We woke up with the roosters at Pa Mada, and shared the morning with Encik and Sinah. Sinah's mother was sitting by the hearth on her little stool, and at one point told us the story behind her many names in Kelabit. It is a Kelabit tradition for women to change their names with the birth of each of their children, during a ceremony called "irau mekaa ngadan". We could tell she was proud of each and every one of them. Sometime between breakfast and lunch, we took a walk around the settlement along with Andrew, and 3 of the 4 little girls from the night before. Two of the girls walked along side us barefoot, and all three left without letting anyone know what they were up to (unbeknownst to us). They giggled and hopped along, saying cute little phrases to each other. When we asked Andrew to translate, he laughed and said they were not real words. They followed us around until one of their grandmothers came out to find them. They happily hopped back towards the longhouse, probably eager to tell the fourth little girl what she missed out on.
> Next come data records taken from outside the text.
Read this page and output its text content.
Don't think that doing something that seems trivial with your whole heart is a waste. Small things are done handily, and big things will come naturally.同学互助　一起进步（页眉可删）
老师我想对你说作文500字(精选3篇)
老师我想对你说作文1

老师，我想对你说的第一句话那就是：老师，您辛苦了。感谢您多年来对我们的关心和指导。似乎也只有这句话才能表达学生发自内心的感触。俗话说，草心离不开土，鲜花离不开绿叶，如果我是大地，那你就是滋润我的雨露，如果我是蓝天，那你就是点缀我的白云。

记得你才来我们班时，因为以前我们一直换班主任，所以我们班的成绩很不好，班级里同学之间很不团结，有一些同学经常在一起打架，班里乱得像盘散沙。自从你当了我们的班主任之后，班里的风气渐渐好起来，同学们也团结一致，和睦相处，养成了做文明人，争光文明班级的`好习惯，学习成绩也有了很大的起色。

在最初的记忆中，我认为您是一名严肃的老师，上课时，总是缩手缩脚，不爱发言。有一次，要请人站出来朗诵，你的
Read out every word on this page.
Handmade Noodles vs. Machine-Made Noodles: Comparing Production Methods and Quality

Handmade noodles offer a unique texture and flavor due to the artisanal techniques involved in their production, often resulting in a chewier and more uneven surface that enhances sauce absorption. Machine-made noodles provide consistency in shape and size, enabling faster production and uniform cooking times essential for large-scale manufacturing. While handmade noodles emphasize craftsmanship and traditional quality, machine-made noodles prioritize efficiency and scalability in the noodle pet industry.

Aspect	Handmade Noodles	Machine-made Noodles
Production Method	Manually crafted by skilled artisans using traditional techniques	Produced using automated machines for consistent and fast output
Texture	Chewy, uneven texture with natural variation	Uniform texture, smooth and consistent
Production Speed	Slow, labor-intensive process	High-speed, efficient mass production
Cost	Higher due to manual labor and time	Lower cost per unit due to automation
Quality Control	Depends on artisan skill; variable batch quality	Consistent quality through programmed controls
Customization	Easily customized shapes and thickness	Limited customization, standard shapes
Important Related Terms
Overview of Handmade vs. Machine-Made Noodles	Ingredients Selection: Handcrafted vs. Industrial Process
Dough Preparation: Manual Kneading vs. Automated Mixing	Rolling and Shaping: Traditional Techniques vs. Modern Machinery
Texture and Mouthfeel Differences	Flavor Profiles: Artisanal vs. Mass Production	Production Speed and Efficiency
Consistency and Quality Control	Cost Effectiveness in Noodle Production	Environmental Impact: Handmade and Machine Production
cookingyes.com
The entire valley is green and very beautiful, as long as you are no where near the newly built logging roads. There are several mud pools and small clear water pools throughout the valley bottom. More often then not, the many wild water buffalo alternate between the two - their daily spa routine, and a way to keep the pesky flies off them. Andrew pointed out the wild cinnamon trees and tumor growths on trees known by locals to cure high blood pressure, among other things. Needless to say, we were sad to leave. Encik and Sinah urged us to return.